We stand with them in our dedication to grow Midland Health, as they have so recently rebranded themselves. We stand with them, but no longer silently. We have spoken with administration. Many times! We will continue to communicate with them to help advance the hospital. We will join the patient advisory council and help teach from our perspectives how to have excellent patient outcomes, satisfaction in their stay/hospitalization, and delivery of quality care. These things are not mutually exclusive. We seek accountability, specialized training, and sepsis protocol implementation hospital wide, with an emphasis on pediatrics. This isn't about bad press, far from it actually. We've tried to be very careful about acknowledging our good experiences there and the effective policies that are already in place. Since Dr. Nabulsi has been Chief of Staff, many pathways have been implemented making the facility much safer and more effective.
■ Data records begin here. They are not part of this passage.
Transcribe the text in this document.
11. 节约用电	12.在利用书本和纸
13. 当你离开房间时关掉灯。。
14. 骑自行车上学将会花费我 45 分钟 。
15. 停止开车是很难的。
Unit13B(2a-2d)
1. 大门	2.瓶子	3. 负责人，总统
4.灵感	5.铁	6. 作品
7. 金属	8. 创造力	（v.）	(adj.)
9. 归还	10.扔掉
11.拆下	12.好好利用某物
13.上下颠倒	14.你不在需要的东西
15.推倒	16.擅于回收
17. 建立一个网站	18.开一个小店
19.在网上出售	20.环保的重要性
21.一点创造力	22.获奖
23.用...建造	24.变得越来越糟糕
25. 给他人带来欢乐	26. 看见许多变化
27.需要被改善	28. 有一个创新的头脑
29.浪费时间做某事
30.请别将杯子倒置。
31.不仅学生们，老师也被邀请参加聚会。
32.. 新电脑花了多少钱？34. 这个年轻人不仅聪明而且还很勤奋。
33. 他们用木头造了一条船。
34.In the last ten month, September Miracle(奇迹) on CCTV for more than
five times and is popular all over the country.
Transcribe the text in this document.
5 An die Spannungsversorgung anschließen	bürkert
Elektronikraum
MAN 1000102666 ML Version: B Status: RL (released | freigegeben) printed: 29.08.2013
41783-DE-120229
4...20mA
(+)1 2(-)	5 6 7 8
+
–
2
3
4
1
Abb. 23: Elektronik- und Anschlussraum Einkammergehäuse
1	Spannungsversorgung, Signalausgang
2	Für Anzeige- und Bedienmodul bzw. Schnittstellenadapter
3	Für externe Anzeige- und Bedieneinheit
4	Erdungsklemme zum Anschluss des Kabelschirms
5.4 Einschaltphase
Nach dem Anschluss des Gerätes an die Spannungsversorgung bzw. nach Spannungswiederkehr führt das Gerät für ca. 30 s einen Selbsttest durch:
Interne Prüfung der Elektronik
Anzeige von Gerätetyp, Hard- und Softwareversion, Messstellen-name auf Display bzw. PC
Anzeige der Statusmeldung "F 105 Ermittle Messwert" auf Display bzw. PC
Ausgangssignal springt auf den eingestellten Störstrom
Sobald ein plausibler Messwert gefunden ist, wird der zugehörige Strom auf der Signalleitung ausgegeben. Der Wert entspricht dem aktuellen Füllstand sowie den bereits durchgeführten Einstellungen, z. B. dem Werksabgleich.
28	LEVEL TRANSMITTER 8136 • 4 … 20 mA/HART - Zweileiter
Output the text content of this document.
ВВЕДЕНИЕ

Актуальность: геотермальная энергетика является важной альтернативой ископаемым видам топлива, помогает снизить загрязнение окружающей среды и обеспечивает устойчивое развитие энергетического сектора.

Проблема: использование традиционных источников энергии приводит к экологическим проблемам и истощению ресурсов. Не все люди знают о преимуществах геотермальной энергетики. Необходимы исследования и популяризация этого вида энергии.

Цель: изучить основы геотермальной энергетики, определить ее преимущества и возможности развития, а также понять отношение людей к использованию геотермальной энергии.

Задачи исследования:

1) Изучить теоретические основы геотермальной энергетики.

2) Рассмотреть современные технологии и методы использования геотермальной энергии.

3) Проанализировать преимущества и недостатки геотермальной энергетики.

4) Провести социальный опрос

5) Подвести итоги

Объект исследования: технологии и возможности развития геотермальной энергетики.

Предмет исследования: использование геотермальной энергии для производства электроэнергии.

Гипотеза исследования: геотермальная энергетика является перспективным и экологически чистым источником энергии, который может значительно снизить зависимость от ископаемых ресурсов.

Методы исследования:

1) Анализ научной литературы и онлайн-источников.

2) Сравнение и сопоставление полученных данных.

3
He is a proponent of developing a child life program which is geared toward child advocacy, therapeutic care/play during tough procedures and more. Our hope is that our presence will start a conversation. We desire constructive, positive dialogue and a plan of action. We want our voices to be heard. Could we have filed a lawsuit? Absolutely, but it doesn't change the landscape of the healthcare system. We want better for the children in this area. No family should ever be put in the situation that we faced, that so many others have faced...
Our heart and hope is to come alongside the hospital in truth and love to help make change that will better the quality of care for our families and bring peace to all of us here concerned for safety, especially of our children.
In closing, we seek patient advocacy, accountability, a just culture, and departmental change that enhances skills and training of those that handle critically ill pediatric patients. West Texas is a huge community of families. These children deserve a better standard of care. Midland Memorial Hospital has the capability to set that standard of care, and to raise that bar high. Kennedy's heart (and life) was saved because we demanded a transfer and wouldn't accept the treatment plan here. Our goal is to save the next heart that comes in. And the next. And the next. We have an opportunity and obligation to advocate for families here.